How to Create an Effectively Engineered Product
Jan 12, 2022
What is a Great AI product?
A good product is more than just functional; it is also usable, understandable, aesthetically pleasing, and useful in the long run. Building such a product is a complex process that requires a deep understanding of the underlying technology, user needs, and the unique challenges of the particular platform.
In the realm of AI-based products, the process is even more complex. The technology is constantly evolving, and staying up-to-date with the latest developments is critical. Additionally, AI-based products typically require large amounts of data to train the model, which can be challenging to obtain and process. Finally, designing a user-friendly interface for an AI-based product can be difficult, as users may not understand the underlying technology and may be hesitant to trust the product's recommendations.
But what does it take to build a good product?
How to build great products?
Experience is a critical factor in building a successful product. Someone who has spent 10,000+ hours building products is a strong indication that they can build a usable product. Our founder has built several AI products, including a multi-lingual Summarizer for Apple/Android and multiple apps. He has also worked with some of the brightest minds in Artificial Intelligence, such as Qi Lu, Paul Viola, and Joaquin Candela. Qi Lu, Paul Viola, and Joaquin Candela are among the brightest minds in Artificial Intelligence, and they have made significant contributions to the field. Qi Lu has extensive experience in developing and deploying AI-powered products, including Bing and Microsoft Office, while Paul Viola is a pioneer in computer vision and is the co-inventor of the Viola-Jones face detection algorithm and a ex-VP of Amazon Air(the Drone Arm of Amazon). Joaquin Candela, the Director of Applied Machine Learning at Facebook, has made significant contributions to the field of machine learning, particularly in the areas of recommender systems and online advertisements.
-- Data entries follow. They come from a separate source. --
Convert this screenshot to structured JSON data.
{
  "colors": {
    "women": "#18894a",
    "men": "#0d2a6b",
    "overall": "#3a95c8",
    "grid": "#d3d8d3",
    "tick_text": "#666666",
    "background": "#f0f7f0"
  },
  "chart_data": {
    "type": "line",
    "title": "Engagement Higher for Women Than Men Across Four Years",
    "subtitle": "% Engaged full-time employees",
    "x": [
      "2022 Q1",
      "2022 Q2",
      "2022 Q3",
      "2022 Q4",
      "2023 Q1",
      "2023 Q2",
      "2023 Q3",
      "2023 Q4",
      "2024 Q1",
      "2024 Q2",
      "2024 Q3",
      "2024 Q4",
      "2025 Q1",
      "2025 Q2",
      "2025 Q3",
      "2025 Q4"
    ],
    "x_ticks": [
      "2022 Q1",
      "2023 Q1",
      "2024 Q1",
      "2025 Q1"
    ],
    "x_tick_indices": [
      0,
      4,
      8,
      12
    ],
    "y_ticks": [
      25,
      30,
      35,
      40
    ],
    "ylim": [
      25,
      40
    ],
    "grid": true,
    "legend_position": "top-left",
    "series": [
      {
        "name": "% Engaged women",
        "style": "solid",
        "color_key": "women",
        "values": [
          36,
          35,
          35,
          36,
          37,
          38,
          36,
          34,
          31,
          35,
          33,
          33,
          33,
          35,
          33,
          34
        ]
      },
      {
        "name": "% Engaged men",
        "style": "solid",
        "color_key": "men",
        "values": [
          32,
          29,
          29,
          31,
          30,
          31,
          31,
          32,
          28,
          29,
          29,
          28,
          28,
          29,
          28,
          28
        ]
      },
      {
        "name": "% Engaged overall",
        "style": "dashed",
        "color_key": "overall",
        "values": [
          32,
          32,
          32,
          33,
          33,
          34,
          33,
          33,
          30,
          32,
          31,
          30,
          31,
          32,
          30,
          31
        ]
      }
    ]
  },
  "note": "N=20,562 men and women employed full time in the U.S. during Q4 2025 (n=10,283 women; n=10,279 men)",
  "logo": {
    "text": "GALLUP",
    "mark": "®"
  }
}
What's more, our founder has been creating AI products before it became trendy. His first product was a Stock Predictor based on Pattern Recognition Theory before he even graduated with a Bachelor's degree! He went on to work at Amazon and Microsoft, where he had the opportunity to work on the world's largest datasets in Artificial Intelligence and Machine Learning. This experience has been critical in understanding scale and learning from two of the only workplaces in the world with the largest data available.
Along with experience, it's important to have the ability to finish a product on multiple platforms, system and AI engineering, and the ability to avoid feature creep and bring the product to launch.
Building a product for multiple platforms, such as Apple and Android, is desirable because it allows the product to reach a broader audience. However, this approach can also be difficult to execute. Each platform has its own set of design guidelines, technical requirements, and user expectations, and adapting the product to each platform while maintaining a consistent user experience across all platforms requires careful attention to detail, flexibility, and a willingness to adapt to the unique requirements of each platform.
Overall, building a good product requires a deep understanding of the technology, the user's needs, and the unique challenges of the particular platform. It also requires the expertise of some of the brightest minds in Applied Artificial Intelligence and a willingness to adapt to new developments in the field.
A Growth Mindset
Finally, a growth mindset is crucial in building a successful product. A willingness to learn, adapt, and grow will help overcome challenges and keep the product moving forward. A good product isn't just built in a vacuum; it's a result of a growth mindset, experience, expertise, and a deep understanding of the user's needs and customer focus.